Under the proposal, three different departments – Business and Energy, Culture Media and Sport and Transport – will all be merged to create one new super ministry.
A second merger being looked at would also see Department for International Development subsumed back into the Foreign Office.
Reducing the overall number of Whitehall ministries by three will slash backroom costs to save hundreds of millions as well as streamline their work to make them more effective, the ministers argue.
The project is being championed by Treasury Chief Secretary Liz Truss, who is in talks about it with Theresa May’s de facto deputy, Cabinet Office minister David Lidington.
It would be implemented at the time of the Government-wide Spending Review in the autumn, to set ministries’ budgets for the next four years.
But the plan has not been approved by the PM, who opposes any substantial Whitehall reorganisation as gimmicky and disruptive.
One Cabinet minister who backs the move told The Sun: “We need to be really bold to solve the nation’s longterm productivity problem, which means turbo charging everything we’re doing on connectivity.
“Money also needs to be found to pay for an uplift in defence and the police, and that can only come from other departments.”
The senior minister added: “It’s fair to say we would need a new occupant in No10 to do this, because the current one doesn’t want to take on the civil service”.

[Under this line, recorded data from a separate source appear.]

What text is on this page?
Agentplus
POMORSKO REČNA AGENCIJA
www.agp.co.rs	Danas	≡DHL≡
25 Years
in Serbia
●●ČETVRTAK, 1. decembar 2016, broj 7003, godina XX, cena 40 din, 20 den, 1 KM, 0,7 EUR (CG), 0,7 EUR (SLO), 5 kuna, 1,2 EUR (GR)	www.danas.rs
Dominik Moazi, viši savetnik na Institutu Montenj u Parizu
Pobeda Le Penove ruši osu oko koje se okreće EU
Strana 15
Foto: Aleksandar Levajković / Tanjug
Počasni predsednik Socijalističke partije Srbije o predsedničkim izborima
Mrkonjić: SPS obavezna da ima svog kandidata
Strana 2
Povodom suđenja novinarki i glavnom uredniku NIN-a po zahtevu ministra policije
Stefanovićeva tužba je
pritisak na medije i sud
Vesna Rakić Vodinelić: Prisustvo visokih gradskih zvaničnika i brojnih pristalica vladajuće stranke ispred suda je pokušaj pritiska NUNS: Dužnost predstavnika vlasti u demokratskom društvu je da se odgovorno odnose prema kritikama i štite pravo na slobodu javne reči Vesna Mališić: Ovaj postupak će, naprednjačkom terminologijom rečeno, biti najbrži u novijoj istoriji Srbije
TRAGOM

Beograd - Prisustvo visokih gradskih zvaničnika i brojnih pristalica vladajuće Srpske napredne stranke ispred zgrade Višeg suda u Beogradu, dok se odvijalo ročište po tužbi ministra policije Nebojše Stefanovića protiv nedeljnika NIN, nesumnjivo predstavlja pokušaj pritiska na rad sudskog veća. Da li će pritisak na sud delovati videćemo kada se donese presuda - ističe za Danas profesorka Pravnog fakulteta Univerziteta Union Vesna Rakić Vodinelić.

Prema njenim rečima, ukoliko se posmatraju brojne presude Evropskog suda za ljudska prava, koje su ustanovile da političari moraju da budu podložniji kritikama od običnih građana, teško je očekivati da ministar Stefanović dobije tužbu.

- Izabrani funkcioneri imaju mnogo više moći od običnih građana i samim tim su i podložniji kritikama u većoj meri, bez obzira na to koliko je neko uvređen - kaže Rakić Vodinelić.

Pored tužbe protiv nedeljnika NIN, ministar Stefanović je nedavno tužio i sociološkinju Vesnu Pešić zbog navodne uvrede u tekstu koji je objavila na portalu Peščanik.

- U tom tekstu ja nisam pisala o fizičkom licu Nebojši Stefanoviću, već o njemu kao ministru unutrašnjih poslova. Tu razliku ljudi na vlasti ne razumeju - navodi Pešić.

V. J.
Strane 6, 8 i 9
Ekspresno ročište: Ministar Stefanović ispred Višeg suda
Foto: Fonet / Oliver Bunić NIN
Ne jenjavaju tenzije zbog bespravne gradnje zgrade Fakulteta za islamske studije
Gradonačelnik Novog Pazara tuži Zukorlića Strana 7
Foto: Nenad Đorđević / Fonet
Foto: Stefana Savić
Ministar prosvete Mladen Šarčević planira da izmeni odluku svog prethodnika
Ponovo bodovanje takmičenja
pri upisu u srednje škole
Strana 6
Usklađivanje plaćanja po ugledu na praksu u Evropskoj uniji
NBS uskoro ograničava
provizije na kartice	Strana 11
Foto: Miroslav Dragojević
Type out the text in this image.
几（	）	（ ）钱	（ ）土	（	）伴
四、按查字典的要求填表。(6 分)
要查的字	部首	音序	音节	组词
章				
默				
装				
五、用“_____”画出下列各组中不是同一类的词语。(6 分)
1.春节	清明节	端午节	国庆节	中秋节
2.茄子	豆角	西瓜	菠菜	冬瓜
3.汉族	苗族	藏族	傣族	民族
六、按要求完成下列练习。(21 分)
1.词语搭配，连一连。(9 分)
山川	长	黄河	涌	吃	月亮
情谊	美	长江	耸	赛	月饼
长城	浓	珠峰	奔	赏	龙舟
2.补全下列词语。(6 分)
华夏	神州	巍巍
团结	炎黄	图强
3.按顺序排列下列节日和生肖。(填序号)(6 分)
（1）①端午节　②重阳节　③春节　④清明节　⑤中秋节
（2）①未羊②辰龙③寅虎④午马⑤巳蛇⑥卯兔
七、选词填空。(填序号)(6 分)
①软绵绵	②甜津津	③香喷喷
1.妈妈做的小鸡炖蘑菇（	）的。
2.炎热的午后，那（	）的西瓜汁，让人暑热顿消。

Senior Tories have argued for years to return development spending to the Foreign Office so it can be used as a better tool of political influence abroad.
Britain’s aid cash was under the control of the Foreign Secretary until 1997 when incoming Labour PM Tony Blair created DFID as a separate ministry.
A recent report by the Institute for Government revealed setting up new Government departments can incur huge costs.
Ministers spent £30million creating the Department for Environment, Food and Rural Affairs in 2001 and £175million setting up the Department for Work and Pensions in the same year.
The IfG’S Associate Director Joe Owen said: “Ministry reorganisations are often done for political signalling purposes to reset priorities.
“The cost of disruption can be quite significant in the first few years, as everything needs to change from email addresses to co-locating people.”